Hardin never returned to the law firm. He taught at Duke Law School for 10 years, becoming a full professor. After teaching at Duke, Hardin decided to run for mayor of Durham, but lost in a runoff election. He says, “I may have lost that mayoral race, but sometimes when you think you've lost, you haven't really lost at all. If I had won, I probably would've ended up becoming a North Carolina politician. Losing that election made it possible for me to accept the offer to become President of Wofford College.” He served as President of Wofford for four years, from 1968-72.

Chancellor Emeritus Paul Hardin and his wife, Barbara, with Dean Steve Matson at the Royster Society of Fellows 15th Anniversary Celebration of Excellence

Chancellor Emeritus Paul Hardin and his wife, Barbara, with Dean Steve Matson at the Royster Society of Fellows 15th Anniversary Celebration of Excellence, for which Hardin was a featured guest speaker.

Hardin went on to have a successful career in higher education administration serving at institutions like the University of Alabama at Birmingham, Southern Methodist University, Drew University and UNC-Chapel Hill. While at SMU, Hardin discovered cheating in the football program. He made the ethical decision to self-report the indiscretions to the NCAA, even before the organization began an investigation. However, some members of the school's board of trustees disagreed with his decision, and soon after this scandal Hardin left his position. After serving as President of Drew University for 13 years, he received a call regarding a position as Chancellor at UNC-Chapel Hill.
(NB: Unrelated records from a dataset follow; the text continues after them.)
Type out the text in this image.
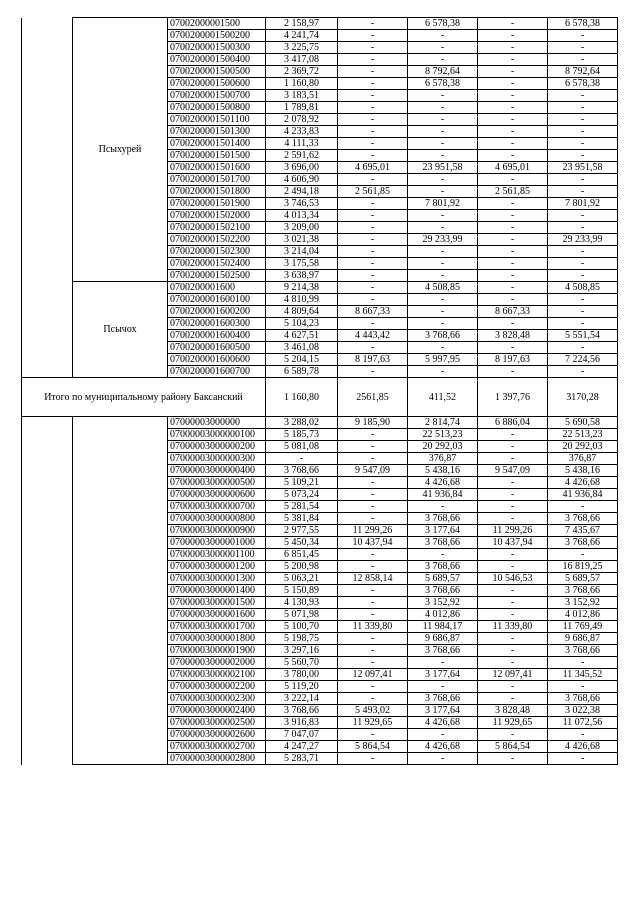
	Псыхурей	07002000001500	2 158,97	-	6 578,38	-	6 578,38
		0700200001500200	4 241,74	-	-	-	-
		0700200001500300	3 225,75	-	-	-	-
		0700200001500400	3 417,08	-	-	-	-
		0700200001500500	2 369,72	-	8 792,64	-	8 792,64
		0700200001500600	1 160,80	-	6 578,38	-	6 578,38
		0700200001500700	3 183,51	-	-	-	-
		0700200001500800	1 789,81	-	-	-	-
		0700200001501100	2 078,92	-	-	-	-
		0700200001501300	4 233,83	-	-	-	-
		0700200001501400	4 111,33	-	-	-	-
		0700200001501500	2 591,62	-	-	-	-
		0700200001501600	3 696,00	4 695,01	23 951,58	4 695,01	23 951,58
		0700200001501700	4 606,90	-	-	-	-
		0700200001501800	2 494,18	2 561,85	-	2 561,85	-
		0700200001501900	3 746,53	-	7 801,92	-	7 801,92
		0700200001502000	4 013,34	-	-	-	-
		0700200001502100	3 209,00	-	-	-	-
		0700200001502200	3 021,38	-	29 233,99	-	29 233,99
		0700200001502300	3 214,04	-	-	-	-
		0700200001502400	3 175,58	-	-	-	-
		0700200001502500	3 638,97	-	-	-	-
	Псычох	0700200001600	9 214,38	-	4 508,85	-	4 508,85
		0700200001600100	4 810,99	-	-	-	-
		0700200001600200	4 809,64	8 667,33	-	8 667,33	-
		0700200001600300	5 104,23	-	-	-	-
		0700200001600400	4 627,51	4 443,42	3 768,66	3 828,48	5 551,54
		0700200001600500	3 461,08	-	-	-	-
		0700200001600600	5 204,15	8 197,63	5 997,95	8 197,63	7 224,56
		0700200001600700	6 589,78	-	-	-	-
Итого по муниципальному району Баксанский			1 160,80	2561,85	411,52	1 397,76	3170,28
		07000003000000	3 288,02	9 185,90	2 814,74	6 886,04	5 690,58
		07000003000000100	5 185,73	-	22 513,23	-	22 513,23
		07000003000000200	5 081,08	-	20 292,03	-	20 292,03
		07000003000000300	-	-	376,87	-	376,87
		07000003000000400	3 768,66	9 547,09	5 438,16	9 547,09	5 438,16
		07000003000000500	5 109,21	-	4 426,68	-	4 426,68
		07000003000000600	5 073,24	-	41 936,84	-	41 936,84
		07000003000000700	5 281,54	-	-	-	-
		07000003000000800	5 381,84	-	3 768,66	-	3 768,66
		07000003000000900	2 977,55	11 299,26	3 177,64	11 299,26	7 435,67
		07000003000001000	5 450,34	10 437,94	3 768,66	10 437,94	3 768,66
		07000003000001100	6 851,45	-	-	-	-
		07000003000001200	5 200,98	-	3 768,66	-	16 819,25
		07000003000001300	5 063,21	12 858,14	5 689,57	10 546,53	5 689,57
		07000003000001400	5 150,89	-	3 768,66	-	3 768,66
		07000003000001500	4 130,93	-	3 152,92	-	3 152,92
		07000003000001600	5 071,98	-	4 012,86	-	4 012,86
		07000003000001700	5 100,70	11 339,80	11 984,17	11 339,80	11 769,49
		07000003000001800	5 198,75	-	9 686,87	-	9 686,87
		07000003000001900	3 297,16	-	3 768,66	-	3 768,66
		07000003000002000	5 560,70	-	-	-	-
		07000003000002100	3 780,00	12 097,41	3 177,64	12 097,41	11 345,52
		07000003000002200	5 119,20	-	-	-	-
		07000003000002300	3 222,14	-	3 768,66	-	3 768,66
		07000003000002400	3 768,66	5 493,02	3 177,64	3 828,48	3 022,38
		07000003000002500	3 916,83	11 929,65	4 426,68	11 929,65	11 072,56
		07000003000002600	7 047,07	-	-	-	-
		07000003000002700	4 247,27	5 864,54	4 426,68	5 864,54	4 426,68
		07000003000002800	5 283,71	-	-	-	-
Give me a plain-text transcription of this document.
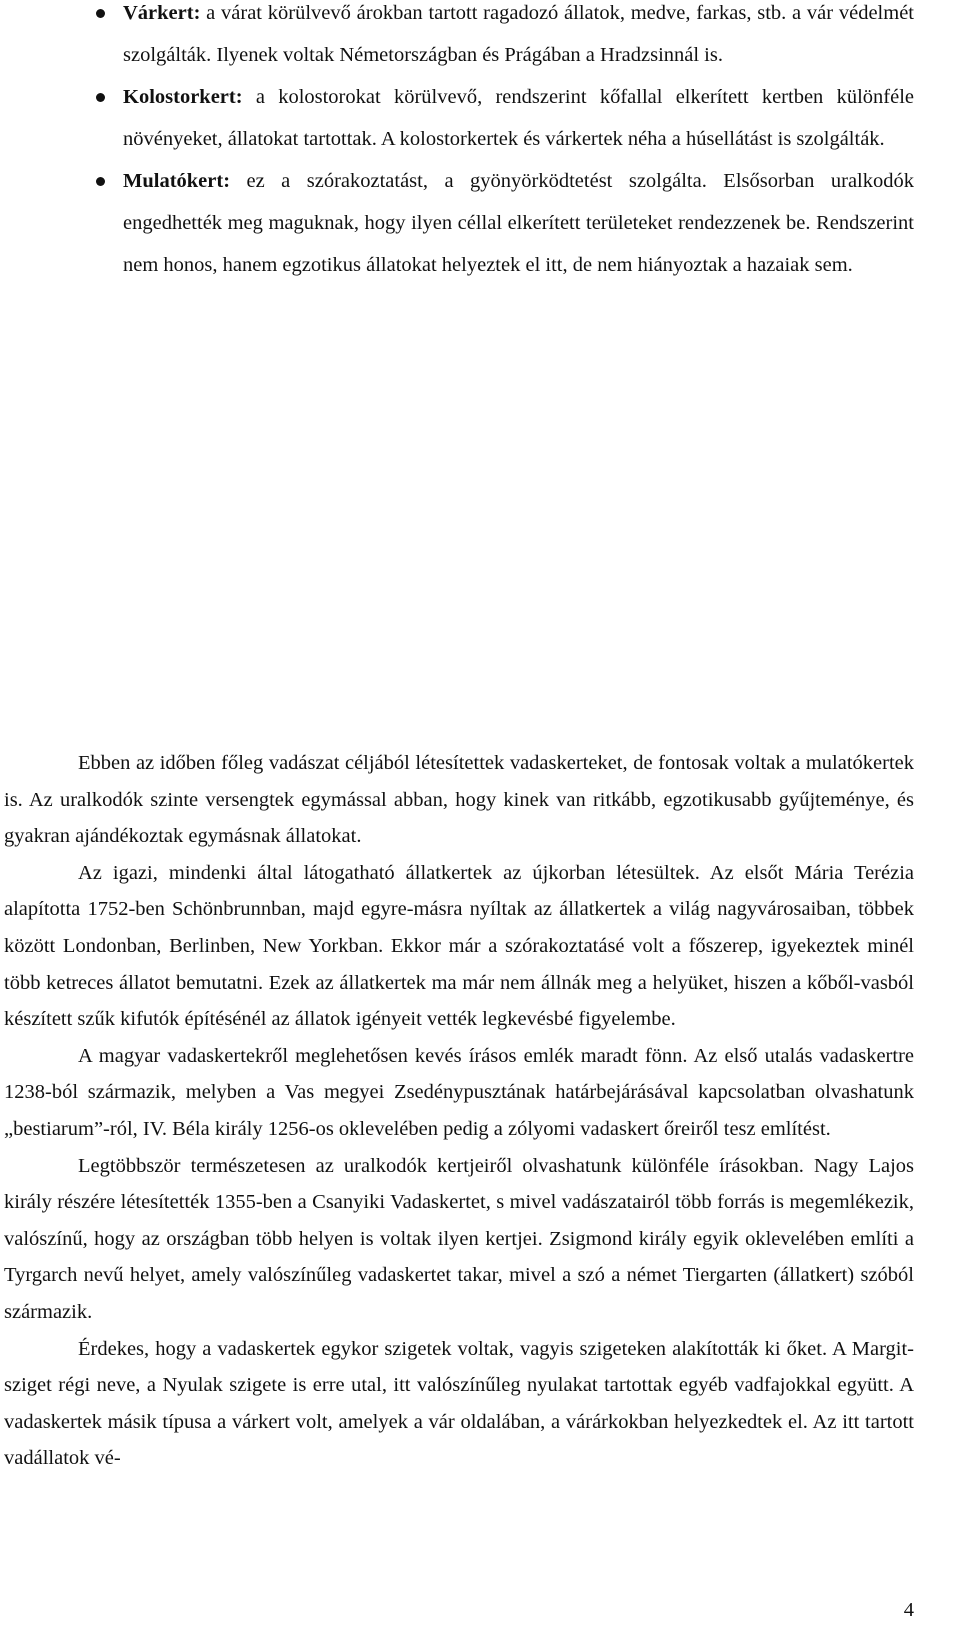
Várkert: a várat körülvevő árokban tartott ragadozó állatok, medve, farkas, stb. a vár védelmét szolgálták. Ilyenek voltak Németországban és Prágában a Hradzsinnál is.
Kolostorkert: a kolostorokat körülvevő, rendszerint kőfallal elkerített kertben különféle növényeket, állatokat tartottak. A kolostorkertek és várkertek néha a húsellátást is szolgálták.
Mulatókert: ez a szórakoztatást, a gyönyörködtetést szolgálta. Elsősorban uralkodók engedhették meg maguknak, hogy ilyen céllal elkerített területeket rendezzenek be. Rendszerint nem honos, hanem egzotikus állatokat helyeztek el itt, de nem hiányoztak a hazaiak sem.

Ebben az időben főleg vadászat céljából létesítettek vadaskerteket, de fontosak voltak a mulatókertek is. Az uralkodók szinte versengtek egymással abban, hogy kinek van ritkább, egzotikusabb gyűjteménye, és gyakran ajándékoztak egymásnak állatokat.

Az igazi, mindenki által látogatható állatkertek az újkorban létesültek. Az elsőt Mária Terézia alapította 1752-ben Schönbrunnban, majd egyre-másra nyíltak az állatkertek a világ nagyvárosaiban, többek között Londonban, Berlinben, New Yorkban. Ekkor már a szórakoztatásé volt a főszerep, igyekeztek minél több ketreces állatot bemutatni. Ezek az állatkertek ma már nem állnák meg a helyüket, hiszen a kőből-vasból készített szűk kifutók építésénél az állatok igényeit vették legkevésbé figyelembe.

A magyar vadaskertekről meglehetősen kevés írásos emlék maradt fönn. Az első utalás vadaskertre 1238-ból származik, melyben a Vas megyei Zsedénypusztának határbejárásával kapcsolatban olvashatunk „bestiarum”-ról, IV. Béla király 1256-os oklevelében pedig a zólyomi vadaskert őreiről tesz említést.

Legtöbbször természetesen az uralkodók kertjeiről olvashatunk különféle írásokban. Nagy Lajos király részére létesítették 1355-ben a Csanyiki Vadaskertet, s mivel vadászatairól több forrás is megemlékezik, valószínű, hogy az országban több helyen is voltak ilyen kertjei. Zsigmond király egyik oklevelében említi a Tyrgarch nevű helyet, amely valószínűleg vadaskertet takar, mivel a szó a német Tiergarten (állatkert) szóból származik.

Érdekes, hogy a vadaskertek egykor szigetek voltak, vagyis szigeteken alakították ki őket. A Margit-sziget régi neve, a Nyulak szigete is erre utal, itt valószínűleg nyulakat tartottak egyéb vadfajokkal együtt. A vadaskertek másik típusa a várkert volt, amelyek a vár oldalában, a várárkokban helyezkedtek el. Az itt tartott vadállatok vé-

4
He remembers, “At the time, UNC had fired its football coach and there were criticisms of an overemphasis in sports at the University. So they were looking for someone who loved athletics, but had a record for not putting up with any nonsense.”

He was also excited to return to his home state. “My wife and I always wanted to come back to North Carolina. But who would've thought that an old Dukie could become the Chancellor of UNC.” Hardin served as Chancellor at UNC-Chapel Hill from 1988-95. He says one of his greatest accomplishments was celebrating the university's Bicentennial, with a fundraising campaign exceeding $400 million.

Hardin has always stressed the importance of financial support for students, especially those enrolled in graduate programs. In fact, Hardin was instrumental in establishing one of the most successful fellowship programs for graduate students at UNC-Chapel Hill. Hardin is an avid golf player, and while participating in the U.S. Seniors Golf Association International Cup he met Tom Royster, a surgeon and UNC-Chapel Hill alumnus. He adds, “Tom told me that he and his wife wanted to give a large gift to Carolina and asked which areas needed more support. I said we had a wonderful merit-based undergraduate scholarship program, and we needed something similar for graduate education. That's how the Royster Society of Fellows began. I think the Roysters have done more than anyone else has ever done for graduate students at Carolina.”

Hardin continues to stress the importance of graduate education and the impact that these students can potentially have. “One thing I like best about graduate education is its investment in intellectual effort. Carolina graduate alumni impact communities across North Carolina. This is a great center for higher education, with master's and PhD programs acting as the heart and soul.”